The SPF has also warned that new powers proposed by the Scottish Government to enable councils to levy a tax on development and vacant and derelict land could have far-reaching and negative consequences for business and investor confidence in the property sector.
Mr Melhuish added: “The most concerning part of today’s announcement is the proposed new tax on vacant and derelict that aims to tackle land banking. We know that in many examples the barriers to development are within the planning system itself and we would urge ministers to avoid measures that disadvantage developers or landowners unfairly.
“There is a risk that such measures will effectively become a tax on development and investment that will penalise many property businesses for a problem which often isn’t of their making.”
Sarah Speirs, director of Royal Institute of Chartered Surveyors in Scotland, said: “We welcome the Scottish Government’s announcement that the local tax system of domestic property will remain property based. RICS believes that a regularly updated property-based taxation system is the simplest and most effective way to fund local services as the fixed nature of property facilitates collection and hinders concealment. Furthermore, with the onus to pay being on the occupier, and not the owner, the collection rate is high, with the administrative costs being relatively low.
“However, we feel that this announcement presents a missed opportunity to introduce a more progressive and fairer approach to local taxation of domestic properties in Scotland.

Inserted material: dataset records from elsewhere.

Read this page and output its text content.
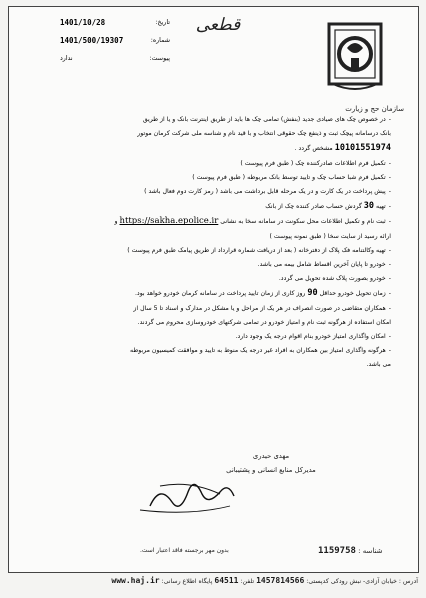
سازمان حج و زیارت
قطعی
تاریخ:
1401/10/28
شماره:
1401/500/19307
پیوست:
ندارد

-در خصوص چک های صیادی جدید (بنفش) تمامی چک ها باید از طریق اینترنت بانک و یا از طریق

بانک درسامانه پیچک ثبت و ذینفع چک حقوقی انتخاب و با قید نام و شناسه ملی شرکت کرمان موتور

10101551974 مشخص گردد .

-تکمیل فرم اطلاعات صادرکننده چک ( طبق فرم پیوست )

-تکمیل فرم شبا حساب چک و تایید توسط بانک مربوطه ( طبق فرم پیوست )

-پیش پرداخت در یک کارت و در یک مرحله قابل برداشت می باشد ( رمز کارت دوم فعال باشد )

-تهیه 30 گردش حساب صادر کننده چک از بانک

-ثبت نام و تکمیل اطلاعات محل سکونت در سامانه سخا به نشانی https://sakha.epolice.ir و

ارائه رسید از سایت سخا ( طبق نمونه پیوست )

-تهیه وکالتنامه فک پلاک از دفترخانه ( بعد از دریافت شماره قرارداد از طریق پیامک طبق فرم پیوست )

-خودرو تا پایان آخرین اقساط شامل بیمه می باشد.

-خودرو بصورت پلاک شده تحویل می گردد.

-زمان تحویل خودرو حداقل 90 روز کاری از زمان تایید پرداخت در سامانه کرمان خودرو خواهد بود.

-همکاران متقاضی در صورت انصراف در هر یک از مراحل و یا مشکل در مدارک و اسناد تا 5 سال از

امکان استفاده از هرگونه ثبت نام و امتیاز خودرو در تمامی شرکتهای خودروسازی محروم می گردند.

-امکان واگذاری امتیاز خودرو بنام اقوام درجه یک وجود دارد.

-هرگونه واگذاری امتیاز بین همکاران به افراد غیر درجه یک منوط به تایید و موافقت کمیسیون مربوطه

می باشد.

مهدی حیدری
مدیرکل منابع انسانی و پشتیبانی
بدون مهر برجسته فاقد اعتبار است.	شناسه : 1159758
آدرس : خیابان آزادی- نبش رودکی کدپستی: 1457814566 تلفن: 64511 پایگاه اطلاع رسانی: www.haj.ir
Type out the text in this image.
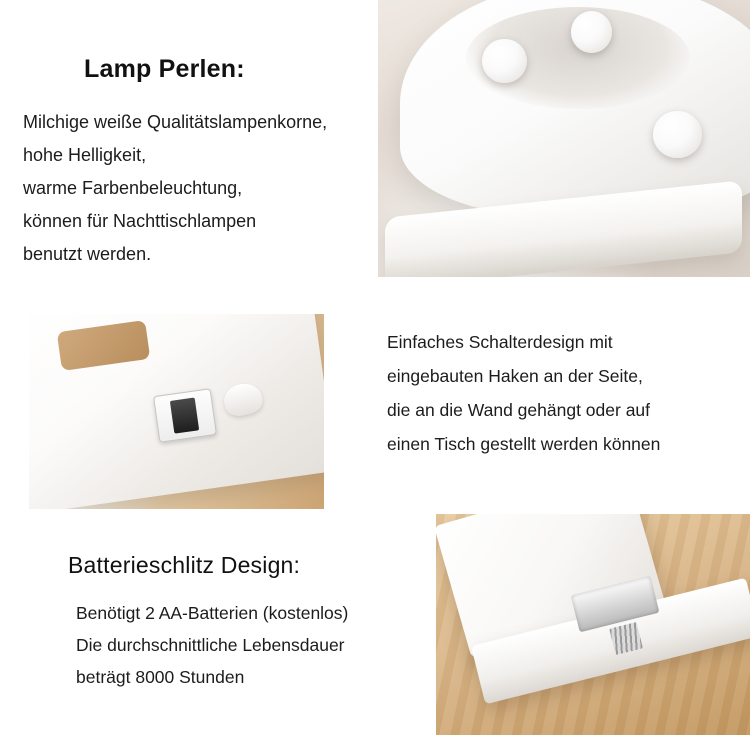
Lamp Perlen:
Milchige weiße Qualitätslampenkorne,
hohe Helligkeit,
warme Farbenbeleuchtung,
können für Nachttischlampen
benutzt werden.
Einfaches Schalterdesign mit
eingebauten Haken an der Seite,
die an die Wand gehängt oder auf
einen Tisch gestellt werden können
Batterieschlitz Design:
Benötigt 2 AA-Batterien (kostenlos)
Die durchschnittliche Lebensdauer
beträgt 8000 Stunden
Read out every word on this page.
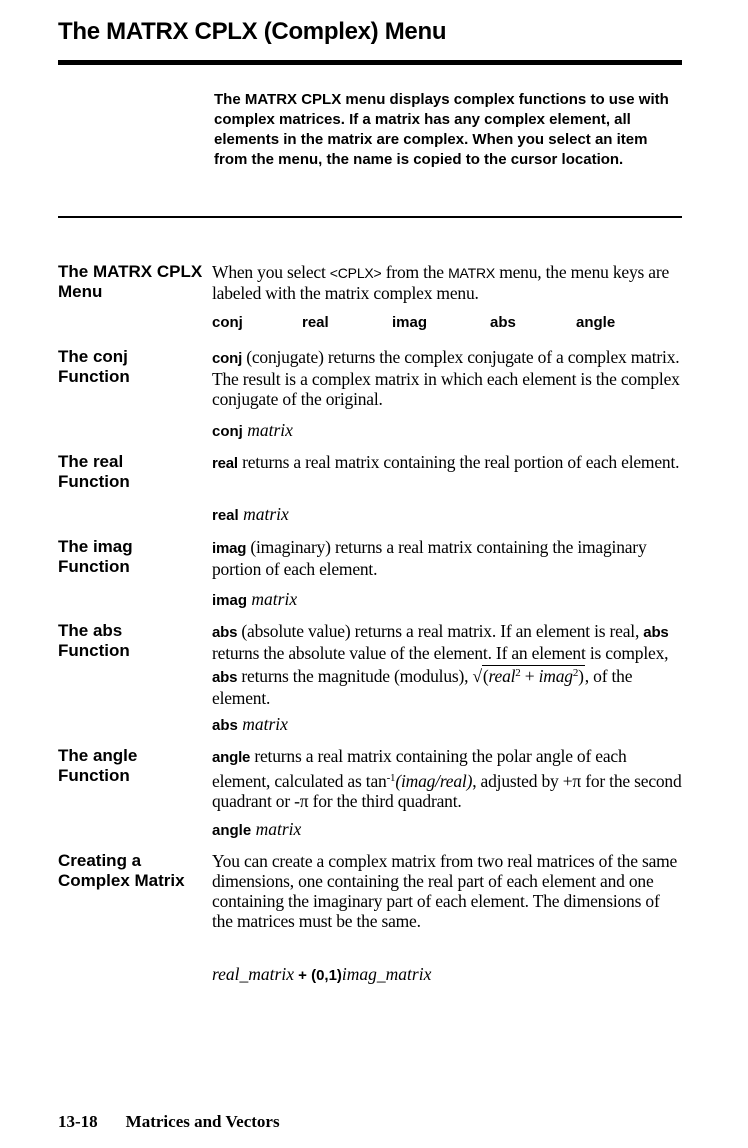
The MATRX CPLX (Complex) Menu
The MATRX CPLX menu displays complex functions to use with complex matrices. If a matrix has any complex element, all elements in the matrix are complex. When you select an item from the menu, the name is copied to the cursor location.
The MATRX CPLX
Menu
When you select <CPLX> from the MATRX menu, the menu keys are labeled with the matrix complex menu.
conj	real	imag	abs	angle
The conj
Function
conj (conjugate) returns the complex conjugate of a complex matrix. The result is a complex matrix in which each element is the complex conjugate of the original.
conj matrix
The real
Function
real returns a real matrix containing the real portion of each element.
real matrix
The imag
Function
imag (imaginary) returns a real matrix containing the imaginary portion of each element.
imag matrix
The abs
Function
abs (absolute value) returns a real matrix. If an element is real, abs returns the absolute value of the element. If an element is complex, abs returns the magnitude (modulus), √(real$^2$ + imag$^2$), of the element.
abs matrix
The angle
Function
angle returns a real matrix containing the polar angle of each element, calculated as $\tan^{-1}(imag/real)$, adjusted by +π for the second quadrant or -π for the third quadrant.
angle matrix
Creating a
Complex Matrix
You can create a complex matrix from two real matrices of the same dimensions, one containing the real part of each element and one containing the imaginary part of each element. The dimensions of the matrices must be the same.
real_matrix + (0,1)imag_matrix
13-18 Matrices and Vectors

“We acknowledge the council tax increase in higher bands, and support for those in lower bands, will provide additional revenue; however, further steps can be taken through reviewing current bands and thresholds and revisiting the current, regressive multiplier. Additionally, current council tax bands are based upon valuations from 1991 and we suggest the introduction of statutory, five-year property valuation to ensure bands are align with market conditions.”